Children at Risk: Protecting New York City’s Youths, 1653-2003
New-York Historical Society, 2003
Children at Risk: Protecting New York City’s Youths, 1653-2003
Children at Risk examined New York City’s history as home to generations of impoverished young people, and as an incubator of ideas and institutions seeking to improve their lives.
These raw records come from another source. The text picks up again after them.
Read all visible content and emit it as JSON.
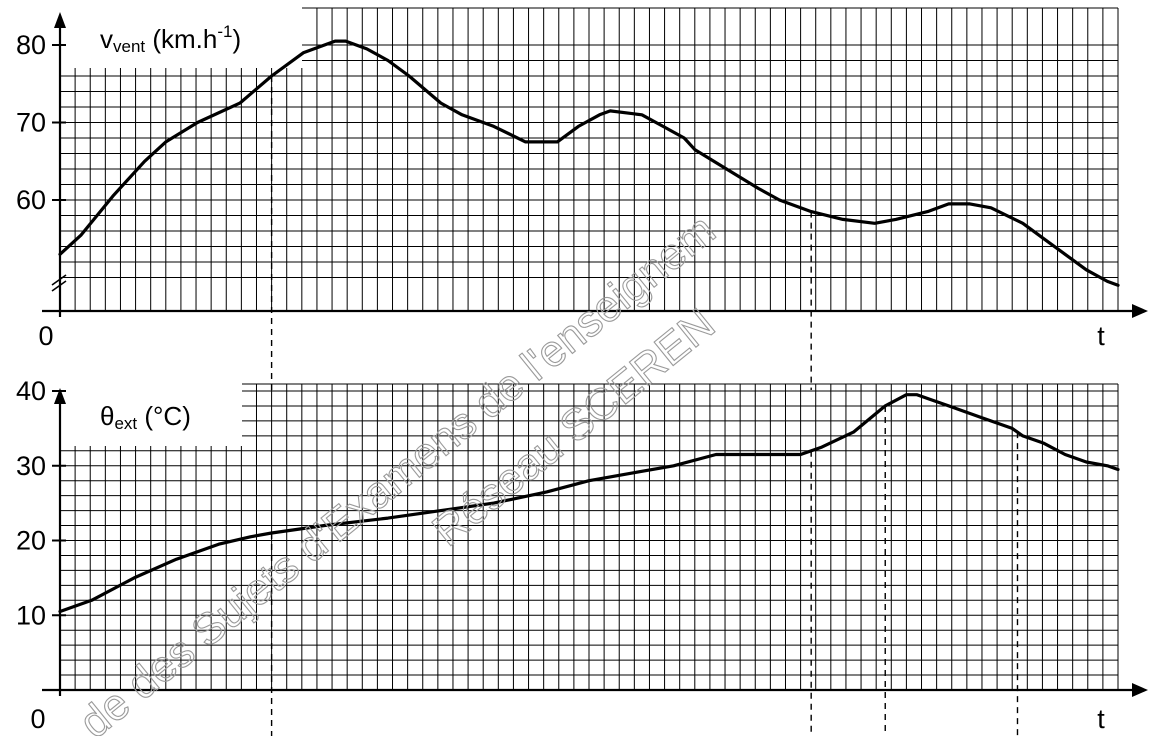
{
  "watermark": {
    "line1": "de des Sujets d'Examens de l'enseignem",
    "line2": "Réseau SCEREN"
  },
  "chart_data": [
    {
      "type": "line",
      "title_main": "v",
      "title_sub": "vent",
      "title_unit": " (km.h",
      "title_exp": "-1",
      "title_close": ")",
      "origin_label": "0",
      "xlabel": "t",
      "ylim": [
        48,
        80
      ],
      "yticks": [
        60,
        70,
        80
      ],
      "axis_break": true,
      "grid": true,
      "x": [
        0,
        0.02,
        0.05,
        0.08,
        0.1,
        0.13,
        0.17,
        0.2,
        0.23,
        0.26,
        0.27,
        0.29,
        0.31,
        0.33,
        0.36,
        0.38,
        0.41,
        0.44,
        0.47,
        0.49,
        0.51,
        0.52,
        0.55,
        0.57,
        0.59,
        0.6,
        0.63,
        0.66,
        0.68,
        0.71,
        0.74,
        0.77,
        0.79,
        0.82,
        0.84,
        0.86,
        0.88,
        0.91,
        0.93,
        0.95,
        0.97,
        0.99,
        1.0
      ],
      "y": [
        53,
        55.5,
        60.5,
        65,
        67.5,
        70,
        72.5,
        76,
        79,
        80.5,
        80.5,
        79.5,
        78,
        76,
        72.5,
        71,
        69.5,
        67.5,
        67.5,
        69.5,
        71,
        71.5,
        71,
        69.5,
        68,
        66.5,
        64,
        61.5,
        60,
        58.5,
        57.5,
        57,
        57.5,
        58.5,
        59.5,
        59.5,
        59,
        57,
        55,
        53,
        51,
        49.5,
        49
      ],
      "guides_x": [
        0.2,
        0.71
      ]
    },
    {
      "type": "line",
      "title_main": "θ",
      "title_sub": "ext",
      "title_unit": " (°C)",
      "origin_label": "0",
      "xlabel": "t",
      "ylim": [
        0,
        40
      ],
      "yticks": [
        10,
        20,
        30,
        40
      ],
      "grid": true,
      "x": [
        0,
        0.03,
        0.07,
        0.11,
        0.15,
        0.18,
        0.2,
        0.25,
        0.31,
        0.36,
        0.41,
        0.46,
        0.5,
        0.54,
        0.58,
        0.62,
        0.65,
        0.67,
        0.7,
        0.72,
        0.75,
        0.78,
        0.8,
        0.81,
        0.82,
        0.84,
        0.87,
        0.9,
        0.91,
        0.93,
        0.95,
        0.97,
        0.99,
        1.0
      ],
      "y": [
        10.5,
        12,
        15,
        17.5,
        19.5,
        20.5,
        21,
        22,
        23,
        24,
        25,
        26.5,
        28,
        29,
        30,
        31.5,
        31.5,
        31.5,
        31.5,
        32.5,
        34.5,
        38,
        39.5,
        39.5,
        39,
        38,
        36.5,
        35,
        34,
        33,
        31.5,
        30.5,
        30,
        29.5
      ],
      "guides_x": [
        0.2,
        0.71,
        0.78,
        0.905
      ]
    }
  ]
}
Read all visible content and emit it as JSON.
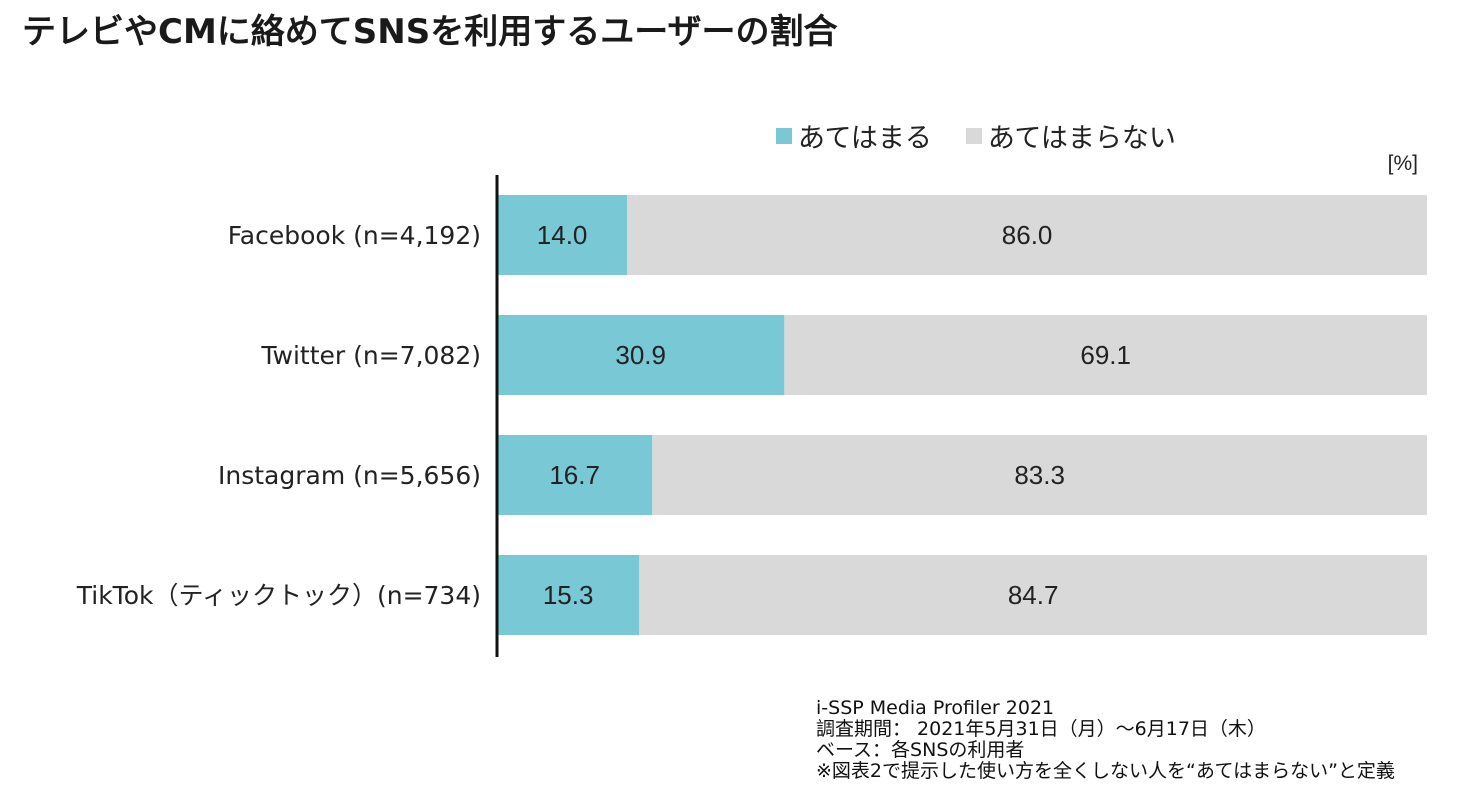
{
  "title": "テレビやCMに絡めてSNSを利用するユーザーの割合",
  "unit": "[%]",
  "legend": [
    {
      "label": "あてはまる",
      "color": "#78c8d6"
    },
    {
      "label": "あてはまらない",
      "color": "#d9d9d9"
    }
  ],
  "footer": {
    "line1": "i-SSP Media Profiler 2021",
    "line2": "調査期間： 2021年5月31日（月）～6月17日（木）",
    "line3": "ベース：各SNSの利用者",
    "line4": "※図表2で提示した使い方を全くしない人を“あてはまらない”と定義"
  },
  "chart_data": {
    "type": "bar",
    "orientation": "horizontal",
    "stacked": true,
    "categories": [
      "Facebook (n=4,192)",
      "Twitter (n=7,082)",
      "Instagram (n=5,656)",
      "TikTok（ティックトック）(n=734)"
    ],
    "series": [
      {
        "name": "あてはまる",
        "values": [
          14.0,
          30.9,
          16.7,
          15.3
        ],
        "color": "#78c8d6"
      },
      {
        "name": "あてはまらない",
        "values": [
          86.0,
          69.1,
          83.3,
          84.7
        ],
        "color": "#d9d9d9"
      }
    ],
    "xlim": [
      0,
      100
    ],
    "value_labels": true,
    "grid": false,
    "legend_position": "top-right"
  }
}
The project’s challenge was to narrate the evolution of public responses to juvenile poverty – from Dutch orphan masters and evangelical asylum builders to Progressive social workers and government agencies-- without losing sight of the humanity, labor, and street life of young New Yorkers across time.
The exhibition's object list interspersed apprentices’ contracts from colonial New York with antique dolls from the Lower East Side, promotional literature for the Children’s Aid Society’s “orphan trains” with a century-old shoeshine box from Manhattan streets, and photographs by Jacob Riis, Lewis Hine, Bruce Davidson, and Helen Stummer. Quotations from Lydia Maria Child, Anthony Comstock, Jonathan Kozol, and Harpo Marx inscribed on the gallery walls evoked changing viewpoints as well as the continuing needs of poor children. In 2003, three out of every ten New York City children under age 18 were living below the federal poverty line. Designed by Rob Del Bagno.